O mais recente relatório sobre as Tendências de Talento para 2025, da consultora global Robert Walters, revela as principais mudanças que irão redefinir o mercado de trabalho, a liderança e a cultura organizacional nos próximos anos.
Segundo um inquérito realizado pela Robert Walters, 40% dos profissionais em Portugal acreditam que os seus empregadores seguem as estratégias da concorrência para manter a sua relevância no mercado. Este dado reflete um ambiente empresarial altamente competitivo, onde a capacidade de inovação e adaptação é essencial para o sucesso.
O relatório Talent Trends 2025 destaca algumas das principais tendências que irão moldar o futuro do trabalho.
A Inteligência Artificial está a ganhar um papel de destaque nos processos de recrutamento. Atualmente, três em cada dez empresas já integram esta tecnologia na contratação de novos profissionais.
Embora a automação tenha um impacto positivo na eficiência do recrutamento, o fator humano continua a ser indispensável. Assim, torna-se fundamental encontrar um equilíbrio entre a tecnologia e a inteligência emocional para garantir que os processos de seleção sejam eficazes e humanizados.
A liderança centrada nas pessoas está a tornar-se um fator determinante para o sucesso das organizações.
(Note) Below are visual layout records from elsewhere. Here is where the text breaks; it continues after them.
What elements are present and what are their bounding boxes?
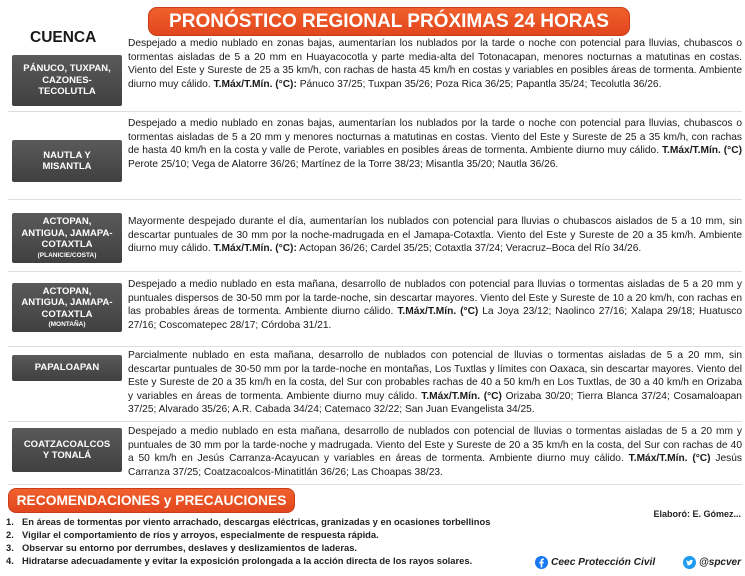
region-name-line: ANTIGUA, JAMAPA- [21, 297, 113, 309]
forecast-description: Despejado a medio nublado en zonas bajas, aumentarían los nublados por la tarde o noche con potencial para lluvias, chubascos o tormentas aisladas de 5 a 20 mm en Huayacocotla y parte media-alta del Totonacapan, menores nocturnas a matutinas en costas. Viento del Este y Sureste de 25 a 35 km/h, con rachas de hasta 45 km/h en costas y variables en posibles áreas de tormenta. Ambiente diurno muy cálido. [128, 38, 742, 90]
section-divider [8, 484, 742, 485]
region-zone-label: (PLANICIE/COSTA) [37, 251, 97, 259]
region-name-line: ACTOPAN, [42, 216, 92, 228]
region-name-line: NAUTLA Y [43, 149, 91, 161]
section-divider [8, 271, 742, 272]
recommendation-item [0, 541, 520, 554]
twitter-link[interactable] [683, 555, 741, 569]
twitter-icon [683, 556, 696, 569]
facebook-icon [535, 556, 548, 569]
temperature-label: T.Máx/T.Mín. (°C) [421, 390, 502, 402]
region-name-line: COATZACOALCOS [23, 438, 111, 450]
page-title: PRONÓSTICO REGIONAL PRÓXIMAS 24 HORAS [169, 10, 609, 32]
recommendation-item [0, 528, 520, 541]
recommendation-text: Observar su entorno por derrumbes, deslaves y deslizamientos de laderas. [22, 542, 358, 553]
recommendation-text: En áreas de tormentas por viento arrachado, descargas eléctricas, granizadas y en ocasiones torbellinos [22, 516, 491, 527]
twitter-label: @spcver [699, 556, 741, 568]
section-divider [8, 111, 742, 112]
region-name-line: PÁNUCO, TUXPAN, [23, 63, 111, 75]
region-label-actopan-costa [12, 213, 122, 263]
region-name-line: COTAXTLA [41, 239, 93, 251]
region-label-coatzacoalcos [12, 428, 122, 472]
region-name-line: MISANTLA [42, 161, 92, 172]
recommendations-banner [8, 488, 295, 513]
forecast-description: Despejado a medio nublado en esta mañana, desarrollo de nublados con potencial de lluvias o tormentas aisladas de 5 a 20 mm y puntuales de 30 mm por la tarde-noche y madrugada. Viento del Este y Sureste de 20 a 35 km/h en la costa, del Sur con rachas de 40 a 50 km/h en Jesús Carranza-Acayucan y variables en áreas de tormenta. Ambiente diurno muy cálido. [128, 426, 742, 465]
region-name-line: Y TONALÁ [42, 450, 92, 461]
temperature-label: T.Máx/T.Mín. (°C) [628, 453, 711, 465]
temperature-label: T.Máx/T.Mín. (°C): [213, 243, 297, 255]
forecast-text-panuco [128, 37, 742, 91]
region-label-nautla [12, 140, 122, 182]
facebook-link[interactable] [535, 555, 655, 569]
section-divider [8, 421, 742, 422]
recommendation-number: 1. [6, 516, 14, 527]
forecast-text-nautla [128, 117, 742, 171]
forecast-text-coatzacoalcos [128, 425, 742, 479]
forecast-description: Despejado a medio nublado en esta mañana, desarrollo de nublados con potencial para lluvias o tormentas aisladas de 5 a 20 mm y puntuales dispersos de 30-50 mm por la tarde-noche, sin descartar mayores. Viento del Este y Sureste de 10 a 20 km/h, con rachas en las probables áreas de tormenta. Ambiente diurno cálido. [128, 279, 742, 318]
section-divider [8, 199, 742, 200]
forecast-text-papaloapan [128, 349, 742, 417]
recommendation-item [0, 515, 520, 528]
recommendation-text: Hidratarse adecuadamente y evitar la exposición prolongada a la acción directa de los rayos solares. [22, 555, 473, 566]
forecast-text-actopan-montana [128, 278, 742, 332]
region-name-line: PAPALOAPAN [34, 362, 100, 374]
forecast-description: Despejado a medio nublado en zonas bajas, aumentarían los nublados por la tarde o noche con potencial para lluvias, chubascos o tormentas aisladas de 5 a 20 mm y menores nocturnas a matutinas en costas. Viento del Este y Sureste de 25 a 35 km/h, con rachas de hasta 40 km/h en la costa y valle de Perote, variables en posibles áreas de tormenta. Ambiente diurno muy cálido. [128, 118, 742, 157]
temperature-values: La Joya 23/12; Naolinco 27/16; Xalapa 29/18; Huatusco 27/16; Coscomatepec 28/17; Córdoba 31/21. [128, 306, 742, 331]
temperature-values: Jesús Carranza 37/25; Coatzacoalcos-Minatitlán 36/26; Las Choapas 38/23. [128, 453, 742, 478]
recommendation-item [0, 554, 520, 567]
temperature-values: Orizaba 30/20; Tierra Blanca 37/24; Cosamaloapan 37/25; Alvarado 35/26; A.R. Cabada 34/24; Catemaco 32/22; San Juan Evangelista 34/25. [128, 390, 742, 416]
recommendations-list [0, 515, 520, 567]
region-name-line: TECOLUTLA [38, 86, 96, 98]
region-label-papaloapan [12, 355, 122, 381]
region-name-line: ACTOPAN, [42, 285, 92, 297]
facebook-label: Ceec Protección Civil [551, 556, 656, 568]
title-banner [148, 7, 630, 36]
recommendations-title: RECOMENDACIONES y PRECAUCIONES [16, 493, 287, 508]
forecast-description: Parcialmente nublado en esta mañana, desarrollo de nublados con potencial de lluvias o tormentas aisladas de 5 a 20 mm, sin descartar puntuales de 30-50 mm por la tarde-noche en montañas, Los Tuxtlas y límites con Oaxaca, sin descartar mayores. Viento del Este y Sureste de 20 a 35 km/h en la costa, del Sur con probables rachas de 40 a 50 km/h en Los Tuxtlas, de 30 a 40 km/h en Orizaba y variables en áreas de tormenta. Ambiente diurno muy cálido. [128, 350, 742, 402]
region-name-line: CAZONES- [42, 74, 92, 86]
temperature-label: T.Máx/T.Mín. (°C) [661, 145, 742, 157]
recommendation-text: Vigilar el comportamiento de ríos y arroyos, especialmente de respuesta rápida. [22, 529, 379, 540]
column-heading: CUENCA [30, 29, 97, 46]
recommendation-number: 3. [6, 542, 14, 553]
temperature-values: Perote 25/10; Vega de Alatorre 36/26; Martínez de la Torre 38/23; Misantla 35/20; Nautla 36/26. [128, 158, 559, 170]
section-divider [8, 346, 742, 347]
region-label-panuco [12, 55, 122, 106]
temperature-values: Pánuco 37/25; Tuxpan 35/26; Poza Rica 36/25; Papantla 35/24; Tecolutla 36/26. [299, 78, 662, 90]
recommendation-number: 2. [6, 529, 14, 540]
author-credit: Elaboró: E. Gómez... [653, 509, 741, 519]
region-zone-label: (MONTAÑA) [48, 321, 86, 329]
temperature-values: Actopan 36/26; Cardel 35/25; Cotaxtla 37/24; Veracruz–Boca del Río 34/26. [299, 243, 642, 255]
forecast-text-actopan-costa [128, 215, 742, 256]
temperature-label: T.Máx/T.Mín. (°C) [397, 306, 479, 318]
recommendation-number: 4. [6, 555, 14, 566]
forecast-description: Mayormente despejado durante el día, aumentarían los nublados con potencial para lluvias o chubascos aislados de 5 a 10 mm, sin descartar puntuales de 30 mm por la noche-madrugada en el Jamapa-Cotaxtla. Viento del Este y Sureste de 20 a 35 km/h. Ambiente diurno muy cálido. [128, 216, 742, 255]
region-name-line: ANTIGUA, JAMAPA- [21, 227, 113, 239]
region-name-line: COTAXTLA [41, 308, 93, 320]
region-label-actopan-montana [12, 283, 122, 332]
temperature-label: T.Máx/T.Mín. (°C): [213, 78, 297, 90]
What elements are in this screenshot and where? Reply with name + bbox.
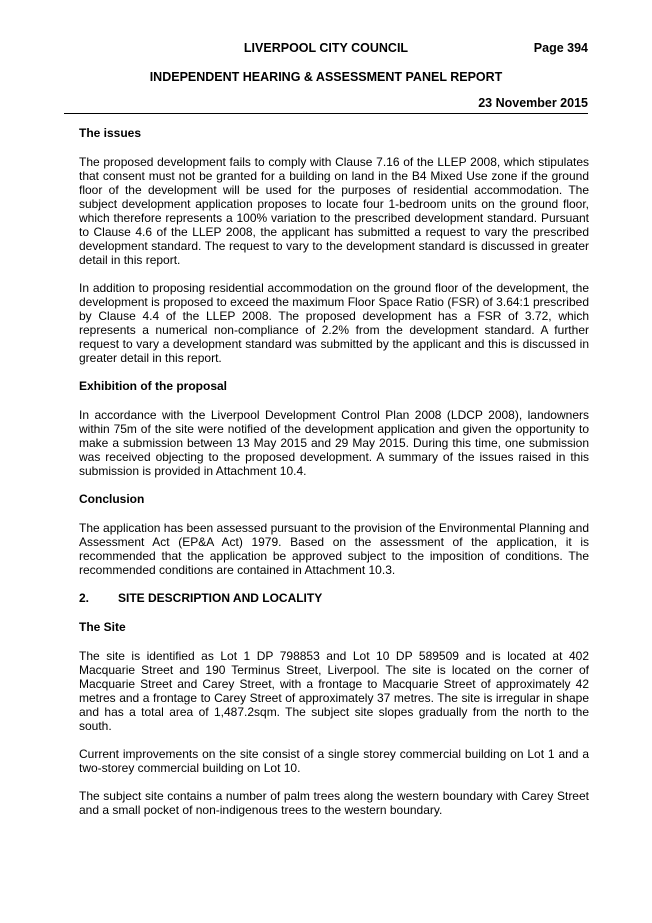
conclusion-heading: Conclusion xyxy=(79,492,145,506)
section-number: 2. xyxy=(79,591,90,605)
document-body xyxy=(79,126,589,831)
exhibition-heading: Exhibition of the proposal xyxy=(79,379,227,393)
site-paragraph-3: The subject site contains a number of palm trees along the western boundary with Carey Street and a small pocket of non-indigenous trees to the western boundary. xyxy=(79,789,589,817)
site-paragraph-2: Current improvements on the site consist of a single storey commercial building on Lot 1 and a two-storey commercial building on Lot 10. xyxy=(79,747,589,775)
report-title: INDEPENDENT HEARING & ASSESSMENT PANEL REPORT xyxy=(149,70,503,84)
site-paragraph-1: The site is identified as Lot 1 DP 798853 and Lot 10 DP 589509 and is located at 402 Macquarie Street and 190 Terminus Street, Liverpool. The site is located on the corner of Macquarie Street and Carey Street, with a frontage to Macquarie Street of approximately 42 metres and a frontage to Carey Street of approximately 37 metres. The site is irregular in shape and has a total area of 1,487.2sqm. The subject site slopes gradually from the north to the south. xyxy=(79,649,589,733)
issues-paragraph-1: The proposed development fails to comply with Clause 7.16 of the LLEP 2008, which stipulates that consent must not be granted for a building on land in the B4 Mixed Use zone if the ground floor of the development will be used for the purposes of residential accommodation. The subject development application proposes to locate four 1-bedroom units on the ground floor, which therefore represents a 100% variation to the prescribed development standard. Pursuant to Clause 4.6 of the LLEP 2008, the applicant has submitted a request to vary the prescribed development standard. The request to vary to the development standard is discussed in greater detail in this report. xyxy=(79,155,589,267)
page-number: Page 394 xyxy=(533,41,588,55)
issues-heading: The issues xyxy=(79,126,142,140)
council-name: LIVERPOOL CITY COUNCIL xyxy=(243,41,409,55)
section-2-heading xyxy=(79,591,589,605)
report-date: 23 November 2015 xyxy=(478,96,588,110)
issues-paragraph-2: In addition to proposing residential accommodation on the ground floor of the development, the development is proposed to exceed the maximum Floor Space Ratio (FSR) of 3.64:1 prescribed by Clause 4.4 of the LLEP 2008. The proposed development has a FSR of 3.72, which represents a numerical non-compliance of 2.2% from the development standard. A further request to vary a development standard was submitted by the applicant and this is discussed in greater detail in this report. xyxy=(79,281,589,365)
section-title: SITE DESCRIPTION AND LOCALITY xyxy=(118,591,323,605)
site-heading: The Site xyxy=(79,620,126,634)
exhibition-paragraph: In accordance with the Liverpool Development Control Plan 2008 (LDCP 2008), landowners within 75m of the site were notified of the development application and given the opportunity to make a submission between 13 May 2015 and 29 May 2015. During this time, one submission was received objecting to the proposed development. A summary of the issues raised in this submission is provided in Attachment 10.4. xyxy=(79,408,589,478)
conclusion-paragraph: The application has been assessed pursuant to the provision of the Environmental Planning and Assessment Act (EP&A Act) 1979. Based on the assessment of the application, it is recommended that the application be approved subject to the imposition of conditions. The recommended conditions are contained in Attachment 10.3. xyxy=(79,521,589,577)
header-divider xyxy=(64,113,588,114)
Empresas que adotam modelos de gestão baseados na empatia, na flexibilidade e em objetivos orientados por um propósito têm uma probabilidade 2,6 vezes maior de alcançar bons resultados.
Criar um ambiente de trabalho onde os profissionais se sintam valorizados e possam prosperar será essencial para garantir a competitividade empresarial.
A experiência do candidato assume um papel central no processo de recrutamento. Um estudo revelou que 83% dos profissionais alteram a sua perceção sobre uma empresa caso tenham uma experiência negativa durante uma entrevista de emprego.
Assim, as organizações devem encarar os candidatos como clientes e garantir processos de seleção ágeis, transparentes e alinhados com as expectativas do mercado, de forma a atrair e reter os melhores talentos.
O trabalho híbrido continua a ser uma prioridade para muitos profissionais e empresas. Para responder a esta necessidade, as organizações estão a explorar novas abordagens que promovam o equilíbrio entre a vida pessoal e profissional.
Entre as iniciativas em teste destacam-se a implementação da semana de quatro dias e o conceito de ‘window working’, que visa proporcionar maior flexibilidade no horário laboral, aumentando o envolvimento e a produtividade dos colaboradores.
O modelo tradicional de progressão na carreira, baseado numa estrutura hierárquica rígida, está a ser substituído por percursos profissionais mais dinâmicos e flexíveis.
Cada vez mais, os profissionais optam por mudanças laterais, crescimento transversal e progressão baseada em competências, permitindo-lhes adquirir novas experiências e adaptar-se melhor às exigências do mercado de trabalho.
As competências valorizadas pelo mercado de trabalho estão a sofrer uma transformação significativa. Até 2030, prevê-se que 39% das competências atualmente consideradas essenciais irão mudar.
Esta evolução obriga as empresas a investir continuamente na formação dos seus colaboradores, promovendo o desenvolvimento de competências tecnológicas, como inteligência artificial, análise de dados e cibersegurança, bem como competências comportamentais, incluindo liderança, inteligência emocional e capacidade de adaptação.
Apostar na qualificação dos profissionais será um fator-chave para garantir a competitividade das organizações no futuro.
David Ferreira, Country Head da Robert Walters Portugal, afirma que: “A procura pelo talento está mais intensa do que nunca e as empresas que não inovarem vão ficar para trás. As organizações com mais visão já estão a apostar fortemente na digitalização, na flexibilidade e numa abordagem centrada nas pessoas para se diferenciarem no mercado.
Num cenário em que a mudança no local de trabalho é impulsionada pela concorrência, a capacidade de adaptação e a criação de uma cultura onde os profissionais possam prosperar vão ser fatores críticos para o seu sucesso.”
Com um cenário de trabalho em constante evolução, compreender estas tendências e adaptar-se de forma estratégica será fundamental para que as empresas portuguesas se destaquem no mercado.